En un nivel más secundario está Sansa, que aparece brevemente dejando en el aire su nuevo rumbo. Brienne tiene incluso menos tiempo y menos claro es su destino, pero la cercanía de ambas secciones (genial el golpe de la carreta pasando cerca) matiza bien la tenue conexión entre ellas. Y ambas partes ofrecen lo justo para no quedar descolgadas, la de Sansa en especial, porque ata bien el lugar del joven Robin Arry, heredero de El Valle, en el nuevo orden de acontecimientos bajo la dirección del ladino Meñique.

El reinado de Dany y el poder de Cersei también están constantemente en la cuerda floja. La primera se enfrenta a los Hijos de la Arpía, quienes abogan por mantener la cultura de la zona (esclavismo, pozos de lucha a muerte) contra los cambios impuestos por ella. ¿Hay un término medio que contente a ambos bandos? Parece que no, y la pugna va a desarrollarse por el método de la guerrilla. Cersei y Margaery, como decía, observan la situación esperando nuevas debilidades y oportunidades por donde atacar. ¿Quién saldrá airosa en la lucha por la regencia de los Siete Reinos? Por cierto, Loras metido a gorrión descoloca (se agrace el resumen antes del capítulo): sí, es el mismo actor, pero mucho más fornido cuando debería estar más delgado dada su nueva vida dedicada a lo frugal. De Jaime no se señala un nuevo rumbo más que sutilmente: cada vez pinta menos al lado de Cersei.

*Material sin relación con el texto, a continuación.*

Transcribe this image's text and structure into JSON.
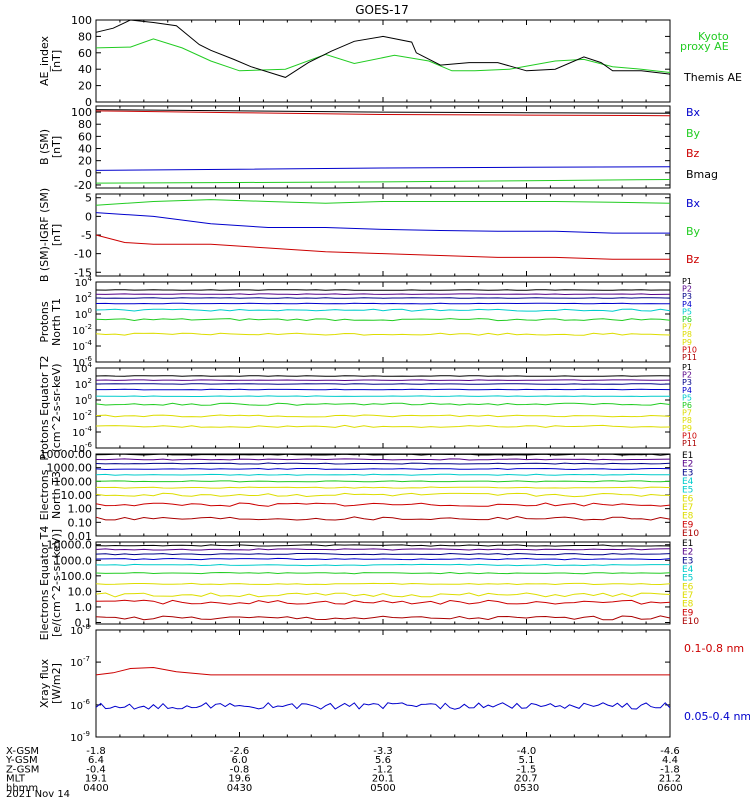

Momentos negativos hay pocos, solo una escena y un par de detalles sueltos. El flashback de Cersei me parece bastante chapucero. Primero, no es una secuencia digna para abrir la temporada, pues por mucho que fuercen la intriga sólo sirve para matizar un detalle de la personalidad de un protagonista, no tiene más impacto. Segundo, realmente no aporta nada nuevo, sino cosas obvias: la situación y el porvenir de Cersei son más que evidentes, ¿de verdad hacía falta una escena entera para reincidir en ello? Y tercero… madre mía, señores guionistas, si vais a cambiar cosas respecto a las novelas, mantened la coherencia en los siguientes capítulos: en la primera temporada Cersei afirmó haber tenido un hijo de Robert (pelo negro), que vivió poco porque las fiebres se lo llevaron. Aquí es como si no existiera en la cuenta de hijos. La cagada es ridícula. Y aparte, muchos fans lectores aplaudieron que por fin incluyeran un flashback, como si ello fuera abrir la veda para entrar por fin en las historias sobre Rhaegar, Ned y Robert de jóvenes, pero es formarse ilusiones sin base alguna. En cuanto a detalles, es absurdo que no veamos a Illyrio, a pesar de estar en su casa, mencionarlo varias veces y quedar claro que forma parte de esas maquinaciones en la sombra que pueden cambiar el mundo. Luego tenemos la barba de Tyrion: el estrecho entre Desembarco del Rey y Pentos no parece dar para más de una o dos semanas de navegación, pero aparece con una frondosa barba de muchos meses.